I'll add to jake's comment by saying that querying against the tables directly instead of the views (*base & *extensionbase) will be even faster.
In order of speed it'd be:
direct table query
view query
filterd view query
api call
Direct table updates:
I disagree with Jake that all updates must go through the API. The correct statement is that going through the API is the only supported way to do updates. There are in fact several instances where directly modifying the tables is the most reasonable option:
One time imports of large volumes of data while the system is not in operation.
Modification of specific fields across large volumes of data.

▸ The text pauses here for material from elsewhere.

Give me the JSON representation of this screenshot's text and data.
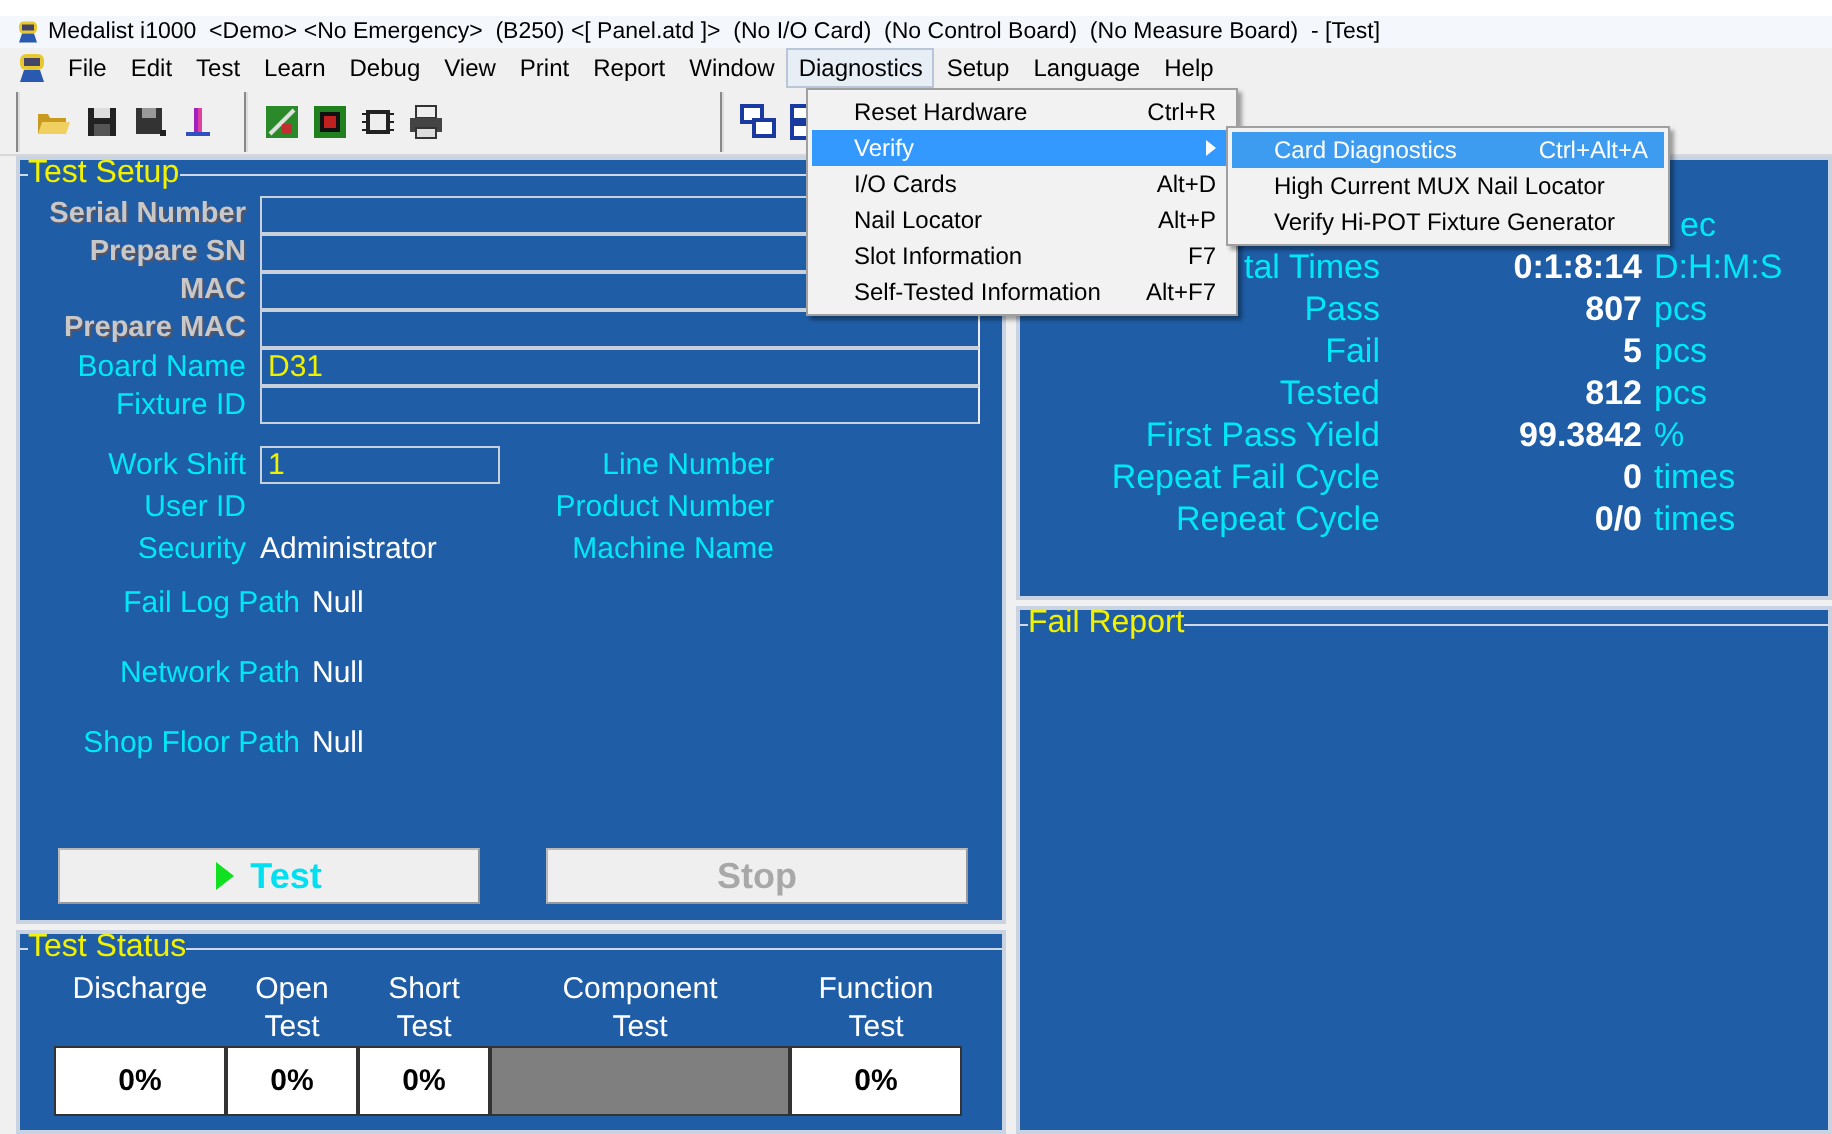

I agree that this sort of direct modification should only be a last resort when the performance of the API is unacceptable. However, if you want to modify a boolean field on thousands of records, doing a direct SQL update to the table is a great option.
Relative Speed
I agree with XVargas as far as relative speed.
Unfiltered Views vs Tables: I have not found the performance advantage to be worth the hassle of manually joining the base and extension tables.
Unfiltered views vs Filtered views: I recently was working with a complicated query which took about 15 minutes to run using the filtered views. After switching to the unfiltered views this query ran in about 10 seconds. Looking at the respective query plans, the raw query had 8 operations while the query against the filtered views had over 80 operations.
Unfiltered Views vs API: I have never compared querying through the API against querying views, but I have compared the cost of writing data through the API vs inserting directly through SQL. Importing millions of records through the API can take several days, while the same operation using insert statements might take several minutes. I assume the difference isn't as great during reads but it is probably still large.